Mon Himalaya
Vue sur l'Himalaya – Domaine public
J'ai envoyé hier ma première proposition de cadre théorique à mon directeur de mémoire. Comme je l'indiquais dans mon précédent post, c'est l'étape qui m'impressionnait le plus dans mes pérégrinations. Construire un cadre théorique signifie avoir des références théoriques... et là, le doute s'installe vite.
Prendre confiance
Je suis lente à lire, comprendre, assimiler, résumer... J'ai besoin d'au minimum 2 heures pour un article, et cela peut facilement aller jusqu'à 4 heures. Ce blog m'a aidée car c'était l'occasion de reprendre les notions vues, de les combiner, et de m'assurer que l'ensemble était cohérent. Peu à peu, malgré mes difficultés, j'ai senti que la lecture de nouveaux articles devenait plus aisée, parce que des notions commençaient à s'ancrer et s'articuler entre elles. Restait à m'atteler à la rédaction. Je sentais que je commençais à avoir du contenu, j'ai commencé une carte mentale, je butais encore sur l'organisation et le sens à donner à l'ensemble. C'est là qu'avoir dans son entourage quelqu'un qui suit mon travail est précieux ! Une amie m'a dit deux choses : “tu as ce qu'il faut” et “il est temps”. L'impulsion était donnée. J'ai repris mes lectures, j'ai fait le point sur les domaines de recherche des auteurs, j'ai compilé toutes les citations qui me semblaient pertinentes ou potentiellement utilisables, j'ai repris également ma carte mentale... Comment organiser ? Par discipline convoquée (Sciences de l'Information et Communication, Sémiotique ?) ou par notions ? J'ai finalement pris une approche plus pragmatique en partant du lieu où tout se passe, la rencontre entre un site (avec derrière ce site, ces concepteurs) et un usager, à savoir, l'écran. J'ai alors commencer à tout tricoter ensemble, et, lentement, laborieusement, ça a pris forme. Je me suis rendu compte que j'avais assez de contenu et que le tout était plutôt cohérent. C'était finalement plaisant de faire le lien entre toutes les notions, j'ai vu peu à peu l'idée d'accessibilité (l'objet de mon état de l'art) prendre sa place au sein des champs de recherche. Et cela m'a permis aussi de faire émerger ce qui va vraiment me servir par la suite.
Quelle trame ?
tissage en cours
J'ai d'abord précisé ce que j'entendais par “sites de chercheurs”. Puis j'ai donc considéré l'écran, cet écran noir qui ne devient signifiant que si lui et la machine à laquelle il est relié sont en fonctionnement. L'usager a alors face à lui une “page-écran” à la fois une interface et un support (N. Pignier). Que lui offre cette page-écran ? Des “écrits d'écran” (E. Souchier, Y. Jeanneret) et du “fatras sémiotique” (M. Desprès-Lonnet). L'ensemble est le résultat d'une “énonciation éditoriale” (E. Souchier, Y. Jeanneret) qui s'est faite en amont, lieu de multiples influences humaines et non-humaines. Ce lieu, dans le contexte de sites de chercheurs, est particulièrement important, car la sémiotique des écrans et le webdesign ne sont pas la préoccupation des chercheurs, alors qu'ils sont nécessaires (bien qu'insuffisants) dès lors qu'on a le souci de l'accessibilité. Enfin, je pose la question de ce lieu de la page-écran comme lieu de médiation (P. Fraysse, V. Liquète).

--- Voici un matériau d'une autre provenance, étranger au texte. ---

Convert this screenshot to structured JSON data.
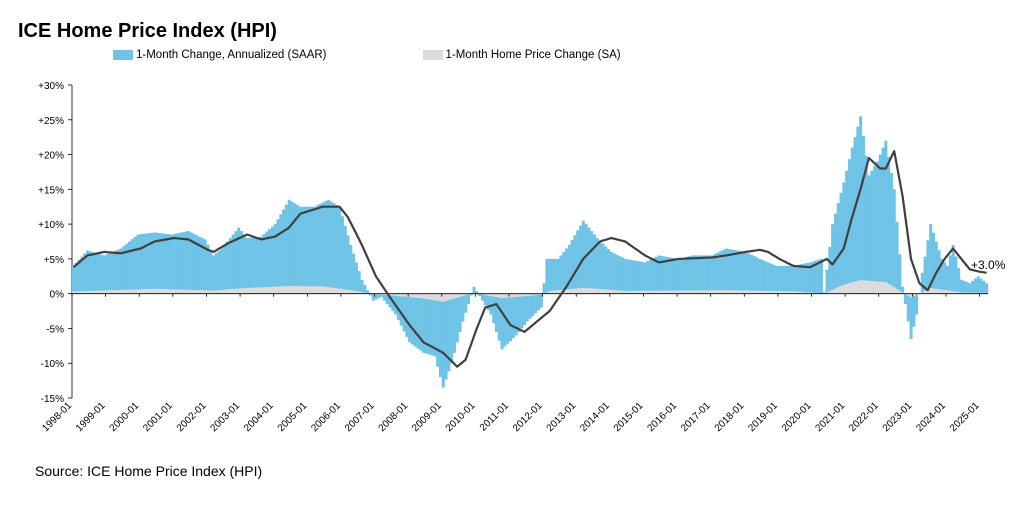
{
  "title": "ICE Home Price Index (HPI)",
  "source": "Source: ICE Home Price Index (HPI)",
  "colors": {
    "saar": "#6ec3e6",
    "sa": "#dcdcdc",
    "trend": "#404040"
  },
  "chart_data": {
    "type": "bar",
    "title": "ICE Home Price Index (HPI)",
    "ylim": [
      -15,
      30
    ],
    "y_ticks": [
      "-15%",
      "-10%",
      "-5%",
      "0%",
      "+5%",
      "+10%",
      "+15%",
      "+20%",
      "+25%",
      "+30%"
    ],
    "x_ticks": [
      "1998-01",
      "1999-01",
      "2000-01",
      "2001-01",
      "2002-01",
      "2003-01",
      "2004-01",
      "2005-01",
      "2006-01",
      "2007-01",
      "2008-01",
      "2009-01",
      "2010-01",
      "2011-01",
      "2012-01",
      "2013-01",
      "2014-01",
      "2015-01",
      "2016-01",
      "2017-01",
      "2018-01",
      "2019-01",
      "2020-01",
      "2021-01",
      "2022-01",
      "2023-01",
      "2024-01",
      "2025-01"
    ],
    "legend": [
      "1-Month Change, Annualized (SAAR)",
      "1-Month Home Price Change (SA)"
    ],
    "legend_position": "top",
    "grid": false,
    "annotation": "+3.0%",
    "frequency": "monthly",
    "start": "1998-01",
    "series": [
      {
        "name": "1-Month Change, Annualized (SAAR)",
        "kind": "bar",
        "anchors": [
          [
            "1998-01",
            4.0
          ],
          [
            "1998-06",
            6.2
          ],
          [
            "1998-12",
            5.5
          ],
          [
            "1999-06",
            6.5
          ],
          [
            "1999-12",
            8.5
          ],
          [
            "2000-06",
            8.8
          ],
          [
            "2000-12",
            8.5
          ],
          [
            "2001-06",
            9.0
          ],
          [
            "2001-12",
            7.8
          ],
          [
            "2002-03",
            5.5
          ],
          [
            "2002-06",
            6.5
          ],
          [
            "2002-12",
            9.5
          ],
          [
            "2003-03",
            8.0
          ],
          [
            "2003-08",
            8.2
          ],
          [
            "2004-01",
            10.0
          ],
          [
            "2004-06",
            13.5
          ],
          [
            "2004-10",
            12.5
          ],
          [
            "2005-03",
            12.5
          ],
          [
            "2005-08",
            13.5
          ],
          [
            "2005-12",
            12.5
          ],
          [
            "2006-04",
            7.0
          ],
          [
            "2006-08",
            2.0
          ],
          [
            "2006-12",
            -1.0
          ],
          [
            "2007-03",
            -0.5
          ],
          [
            "2007-08",
            -3.0
          ],
          [
            "2008-01",
            -7.0
          ],
          [
            "2008-06",
            -8.5
          ],
          [
            "2008-10",
            -9.0
          ],
          [
            "2009-01",
            -13.5
          ],
          [
            "2009-04",
            -10.0
          ],
          [
            "2009-08",
            -4.0
          ],
          [
            "2009-12",
            1.0
          ],
          [
            "2010-03",
            -1.0
          ],
          [
            "2010-06",
            -3.0
          ],
          [
            "2010-10",
            -8.0
          ],
          [
            "2011-03",
            -6.0
          ],
          [
            "2011-07",
            -4.0
          ],
          [
            "2011-12",
            -2.0
          ],
          [
            "2012-02",
            5.0
          ],
          [
            "2012-06",
            5.0
          ],
          [
            "2012-10",
            7.0
          ],
          [
            "2013-03",
            10.5
          ],
          [
            "2013-08",
            8.0
          ],
          [
            "2014-01",
            6.0
          ],
          [
            "2014-06",
            5.0
          ],
          [
            "2015-01",
            4.5
          ],
          [
            "2015-06",
            5.5
          ],
          [
            "2016-01",
            5.0
          ],
          [
            "2016-06",
            5.5
          ],
          [
            "2017-01",
            5.5
          ],
          [
            "2017-06",
            6.5
          ],
          [
            "2018-01",
            6.0
          ],
          [
            "2018-06",
            5.0
          ],
          [
            "2018-12",
            4.0
          ],
          [
            "2019-06",
            4.0
          ],
          [
            "2019-12",
            4.5
          ],
          [
            "2020-04",
            5.0
          ],
          [
            "2020-05",
            0.2
          ],
          [
            "2020-08",
            10.0
          ],
          [
            "2020-12",
            16.0
          ],
          [
            "2021-03",
            21.0
          ],
          [
            "2021-06",
            25.5
          ],
          [
            "2021-09",
            17.0
          ],
          [
            "2021-12",
            19.0
          ],
          [
            "2022-03",
            22.0
          ],
          [
            "2022-06",
            15.0
          ],
          [
            "2022-09",
            1.0
          ],
          [
            "2022-12",
            -6.5
          ],
          [
            "2023-02",
            -3.0
          ],
          [
            "2023-04",
            3.0
          ],
          [
            "2023-07",
            10.0
          ],
          [
            "2023-11",
            5.0
          ],
          [
            "2024-01",
            4.0
          ],
          [
            "2024-03",
            7.0
          ],
          [
            "2024-06",
            2.0
          ],
          [
            "2024-09",
            1.5
          ],
          [
            "2024-12",
            2.5
          ],
          [
            "2025-03",
            1.5
          ]
        ]
      },
      {
        "name": "1-Month Home Price Change (SA)",
        "kind": "bar",
        "anchors": [
          [
            "1998-01",
            0.33
          ],
          [
            "1999-06",
            0.55
          ],
          [
            "2000-06",
            0.7
          ],
          [
            "2002-03",
            0.45
          ],
          [
            "2002-12",
            0.75
          ],
          [
            "2004-06",
            1.1
          ],
          [
            "2005-06",
            1.05
          ],
          [
            "2006-06",
            0.4
          ],
          [
            "2006-12",
            -0.1
          ],
          [
            "2007-08",
            -0.3
          ],
          [
            "2008-06",
            -0.7
          ],
          [
            "2009-01",
            -1.15
          ],
          [
            "2009-08",
            -0.35
          ],
          [
            "2009-12",
            0.1
          ],
          [
            "2010-10",
            -0.65
          ],
          [
            "2011-12",
            -0.15
          ],
          [
            "2012-03",
            0.4
          ],
          [
            "2013-03",
            0.85
          ],
          [
            "2014-06",
            0.4
          ],
          [
            "2017-06",
            0.5
          ],
          [
            "2019-06",
            0.35
          ],
          [
            "2020-05",
            0.02
          ],
          [
            "2020-12",
            1.3
          ],
          [
            "2021-06",
            1.95
          ],
          [
            "2022-03",
            1.65
          ],
          [
            "2022-12",
            -0.55
          ],
          [
            "2023-07",
            0.8
          ],
          [
            "2024-06",
            0.2
          ],
          [
            "2025-03",
            0.12
          ]
        ]
      },
      {
        "name": "trend",
        "kind": "line",
        "anchors": [
          [
            "1998-01",
            3.8
          ],
          [
            "1998-06",
            5.5
          ],
          [
            "1998-12",
            6.0
          ],
          [
            "1999-06",
            5.8
          ],
          [
            "2000-01",
            6.5
          ],
          [
            "2000-06",
            7.5
          ],
          [
            "2001-01",
            8.0
          ],
          [
            "2001-06",
            7.8
          ],
          [
            "2002-01",
            6.3
          ],
          [
            "2002-03",
            6.0
          ],
          [
            "2002-08",
            7.2
          ],
          [
            "2003-03",
            8.5
          ],
          [
            "2003-08",
            7.8
          ],
          [
            "2004-01",
            8.2
          ],
          [
            "2004-06",
            9.5
          ],
          [
            "2004-10",
            11.5
          ],
          [
            "2005-06",
            12.5
          ],
          [
            "2005-12",
            12.5
          ],
          [
            "2006-03",
            11.0
          ],
          [
            "2006-08",
            7.0
          ],
          [
            "2007-01",
            2.5
          ],
          [
            "2007-06",
            -0.5
          ],
          [
            "2008-01",
            -4.5
          ],
          [
            "2008-06",
            -7.0
          ],
          [
            "2009-01",
            -8.5
          ],
          [
            "2009-06",
            -10.5
          ],
          [
            "2009-09",
            -9.5
          ],
          [
            "2010-01",
            -5.0
          ],
          [
            "2010-04",
            -2.0
          ],
          [
            "2010-08",
            -1.5
          ],
          [
            "2011-01",
            -4.5
          ],
          [
            "2011-06",
            -5.5
          ],
          [
            "2011-12",
            -3.5
          ],
          [
            "2012-03",
            -2.5
          ],
          [
            "2012-09",
            1.0
          ],
          [
            "2013-03",
            5.0
          ],
          [
            "2013-09",
            7.5
          ],
          [
            "2014-01",
            8.0
          ],
          [
            "2014-06",
            7.5
          ],
          [
            "2015-01",
            5.5
          ],
          [
            "2015-06",
            4.5
          ],
          [
            "2016-01",
            5.0
          ],
          [
            "2017-01",
            5.2
          ],
          [
            "2017-06",
            5.5
          ],
          [
            "2018-01",
            6.0
          ],
          [
            "2018-06",
            6.3
          ],
          [
            "2018-09",
            6.0
          ],
          [
            "2019-01",
            5.0
          ],
          [
            "2019-06",
            4.0
          ],
          [
            "2019-12",
            3.8
          ],
          [
            "2020-06",
            5.0
          ],
          [
            "2020-08",
            4.2
          ],
          [
            "2020-12",
            6.5
          ],
          [
            "2021-03",
            11.0
          ],
          [
            "2021-06",
            15.0
          ],
          [
            "2021-09",
            19.5
          ],
          [
            "2022-01",
            18.0
          ],
          [
            "2022-03",
            18.0
          ],
          [
            "2022-06",
            20.5
          ],
          [
            "2022-09",
            14.0
          ],
          [
            "2022-12",
            5.0
          ],
          [
            "2023-03",
            1.5
          ],
          [
            "2023-06",
            0.5
          ],
          [
            "2023-09",
            3.0
          ],
          [
            "2023-12",
            5.0
          ],
          [
            "2024-03",
            6.5
          ],
          [
            "2024-06",
            5.0
          ],
          [
            "2024-09",
            3.5
          ],
          [
            "2024-12",
            3.2
          ],
          [
            "2025-03",
            3.0
          ]
        ]
      }
    ]
  }
}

En rédigeant ce paragraphe, je m'aperçois que je mets en place une articulation logique dans le passage de l'énonciation éditoriale à la sémiotique et au web design que je n'avais pas vue jusqu'à présent. Encore une raison de poursuivre cette écriture, et un argument pour prendre le temps de poser sa réflexion, de la laisser mûrir et d'y revenir.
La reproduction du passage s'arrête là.